Konkret: per Bus von Hurghada nach Luxor, von dort weiter mit dem Zug. Und zurück. Fliegen kommt nicht in Frage, denn es gibt keine direkten Flüge sondern nur über Kairo.

Schon Tage vor meinem Reisetag versuchte ich, einen verlässlichen Zugfahrplan ausfindig zu machen. Naheliegende Informationsquellen schienen mir das Internet und die Tourismusinformationsbüros in Hurghada und Luxor. Dass sie am Bahnhof in Englisch Auskunft geben könnten, bezweifelte ich zutiefst.


Das Internet lieferte mir den Fahrplan der Egyptian National Railways (http://www.egyptrail.gov.eg/docs/online/online.html): es gibt eine grosse Auswahl an Zügen mit wohlklingenden Namen wie z.B. "Spanish", die zwischen Kairo und Assuan verkehren. Alle halten auch in Luxor. Leider führt der Fahrplan das Datum 01/05/2009 auf und mich befielen Zweifel, ob die Angaben im Jahr 2011 wohl auch noch gälten? Doch aufgepasst: es gibt Züge – gemäss Internetforen – die Ausländer nicht besteigen dürfen (oder sollen).
Das reichte also noch nicht, zudem hatte ich meine gewünschten drei unterschiedlichen Auskunftsquellen noch nicht beieinander, um eine halbwegs übereinstimmende Information zu bekommen.
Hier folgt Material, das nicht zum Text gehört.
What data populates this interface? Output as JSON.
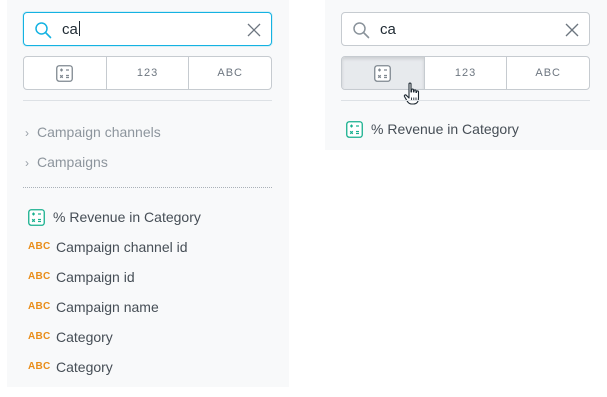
{
  "left": {
    "search": {
      "value": "ca"
    },
    "filters": [
      {
        "label": "",
        "icon": "calculator-icon",
        "active": false
      },
      {
        "label": "123",
        "active": false
      },
      {
        "label": "ABC",
        "active": false
      }
    ],
    "folders": [
      {
        "label": "Campaign channels"
      },
      {
        "label": "Campaigns"
      }
    ],
    "fields": [
      {
        "type": "metric",
        "label": "% Revenue in Category"
      },
      {
        "type": "attribute",
        "type_label": "ABC",
        "label": "Campaign channel id"
      },
      {
        "type": "attribute",
        "type_label": "ABC",
        "label": "Campaign id"
      },
      {
        "type": "attribute",
        "type_label": "ABC",
        "label": "Campaign name"
      },
      {
        "type": "attribute",
        "type_label": "ABC",
        "label": "Category"
      },
      {
        "type": "attribute",
        "type_label": "ABC",
        "label": "Category"
      }
    ]
  },
  "right": {
    "search": {
      "value": "ca"
    },
    "filters": [
      {
        "label": "",
        "icon": "calculator-icon",
        "active": true
      },
      {
        "label": "123",
        "active": false
      },
      {
        "label": "ABC",
        "active": false
      }
    ],
    "fields": [
      {
        "type": "metric",
        "label": "% Revenue in Category"
      }
    ]
  },
  "colors": {
    "focus_border": "#14b2e2",
    "metric_icon": "#17b08e",
    "attribute_icon": "#e98d1a"
  }
}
Also rief ich die Tourist Information in Hurghada an. Ich erhielt eine sehr freundliche Auskunft, die mit dem Internet-Fahrplan gar nicht übereinstimmte.

Ich suchte im Internet die Telefonnummer der Tourist Information in Luxor – unauffindbar! Das heisst, die veröffentlichte Nummer ist veraltet. Die haben eine wunderschöne Homepage, aber keine Telefonnummer. Ich suchte auf den Yellowpages – ohne Erfolg. Dafür fand ich dort die Telefonnummer des Bahnhofs Luxor.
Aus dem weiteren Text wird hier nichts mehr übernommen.